I managed a few hours sleep before our early morning arrival and needn't have worried about arriving ahead of schedule as the slow progress through passport control and luggage reclaim soon sorted that out, but eventually, melting in the heat, I made my way into the arrivals area wondering how easily I would find the DSAN representatives that were going to be meeting me.  My concern melted away, when just the other side of the arrivals hall, I was met with a sea of DSAN printed t-shirts and green baseball caps, all on bodies jumping up and down and waving excitedly at me. It might have been 5am, but they'd come out in force to welcome me.
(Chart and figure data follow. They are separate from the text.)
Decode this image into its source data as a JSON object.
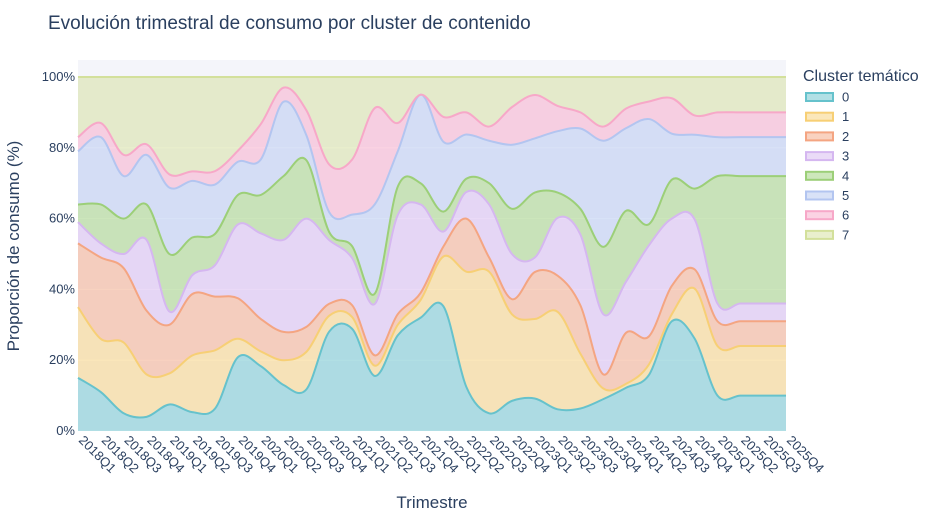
{
  "chart_data": {
    "type": "area",
    "stacked": true,
    "normalized": true,
    "title": "Evolución trimestral de consumo por cluster de contenido",
    "xlabel": "Trimestre",
    "ylabel": "Proporción de consumo (%)",
    "ylim": [
      0,
      100
    ],
    "yticks": [
      "0%",
      "20%",
      "40%",
      "60%",
      "80%",
      "100%"
    ],
    "legend_title": "Cluster temático",
    "legend_position": "right",
    "plot_background": "#f4f5fa",
    "categories": [
      "2018Q1",
      "2018Q2",
      "2018Q3",
      "2018Q4",
      "2019Q1",
      "2019Q2",
      "2019Q3",
      "2019Q4",
      "2020Q1",
      "2020Q2",
      "2020Q3",
      "2020Q4",
      "2021Q1",
      "2021Q2",
      "2021Q3",
      "2021Q4",
      "2022Q1",
      "2022Q2",
      "2022Q3",
      "2022Q4",
      "2023Q1",
      "2023Q2",
      "2023Q3",
      "2023Q4",
      "2024Q1",
      "2024Q2",
      "2024Q3",
      "2024Q4",
      "2025Q1",
      "2025Q2",
      "2025Q3",
      "2025Q4"
    ],
    "series": [
      {
        "name": "0",
        "color": "#66c2cc",
        "values": [
          15,
          11,
          5,
          4,
          6,
          4,
          5,
          20,
          22,
          13,
          10,
          25,
          26,
          16,
          27,
          32,
          25,
          10,
          5,
          8,
          9,
          6,
          7,
          9,
          11,
          16,
          31,
          24,
          10,
          10,
          10,
          10
        ]
      },
      {
        "name": "1",
        "color": "#f7cf75",
        "values": [
          20,
          15,
          20,
          12,
          7,
          12,
          13,
          5,
          5,
          7,
          9,
          4,
          3,
          3,
          3,
          5,
          10,
          26,
          40,
          23,
          22,
          27,
          17,
          3,
          1,
          3,
          2,
          13,
          14,
          14,
          14,
          14
        ]
      },
      {
        "name": "2",
        "color": "#f4a582",
        "values": [
          18,
          23,
          21,
          18,
          11,
          13,
          12,
          11,
          11,
          8,
          6,
          3,
          3,
          3,
          3,
          2,
          2,
          12,
          4,
          4,
          13,
          10,
          15,
          4,
          13,
          8,
          8,
          5,
          7,
          7,
          7,
          7
        ]
      },
      {
        "name": "3",
        "color": "#d5b7f0",
        "values": [
          6,
          4,
          4,
          20,
          3,
          4,
          7,
          20,
          29,
          26,
          26,
          16,
          12,
          15,
          28,
          25,
          3,
          6,
          15,
          12,
          4,
          16,
          22,
          17,
          13,
          26,
          19,
          13,
          5,
          5,
          5,
          5
        ]
      },
      {
        "name": "4",
        "color": "#9ccf78",
        "values": [
          5,
          11,
          10,
          10,
          13,
          8,
          7,
          8,
          13,
          18,
          14,
          2,
          3,
          3,
          8,
          6,
          4,
          3,
          6,
          12,
          18,
          7,
          8,
          19,
          18,
          6,
          11,
          8,
          36,
          36,
          36,
          36
        ]
      },
      {
        "name": "5",
        "color": "#b3c5f0",
        "values": [
          15,
          19,
          12,
          14,
          15,
          12,
          11,
          9,
          12,
          21,
          6,
          5,
          8,
          26,
          10,
          25,
          14,
          10,
          12,
          17,
          15,
          17,
          25,
          30,
          21,
          30,
          13,
          14,
          11,
          11,
          11,
          11
        ]
      },
      {
        "name": "6",
        "color": "#f7a8c8",
        "values": [
          4,
          4,
          6,
          3,
          3,
          2,
          3,
          3,
          12,
          4,
          6,
          12,
          14,
          28,
          8,
          0,
          5,
          5,
          4,
          10,
          12,
          7,
          5,
          4,
          5,
          5,
          10,
          5,
          7,
          7,
          7,
          7
        ]
      },
      {
        "name": "7",
        "color": "#d3e09b",
        "values": [
          17,
          13,
          22,
          19,
          22,
          20,
          21,
          20,
          16,
          3,
          8,
          22,
          21,
          9,
          13,
          5,
          8,
          8,
          14,
          8,
          5,
          8,
          11,
          14,
          8,
          7,
          6,
          10,
          10,
          10,
          10,
          10
        ]
      }
    ]
  }
}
After a journey in the Association minibus, in which I was very thankful for the aircon, I got my first sight of their resource centre and finally got to meet Rose Mordi, the Association President and Founder.  There were some hurried introductions before I was whisked away to the guest house where I was staying, where I had just enough time to quickly open my suitcase, change my trousers and don the polo-shirt they had given me before we headed off to the start of the Awareness Walk through the streets of Lagos.

It was hot, although I was the only one who seemed bothered by it!  Everyone had a great time and there was lots of interest from motorists and passers-by.

Afterwards we all gathered together for photos and to talk to the press.  Everyone was laughing at how hot and red in the face I was.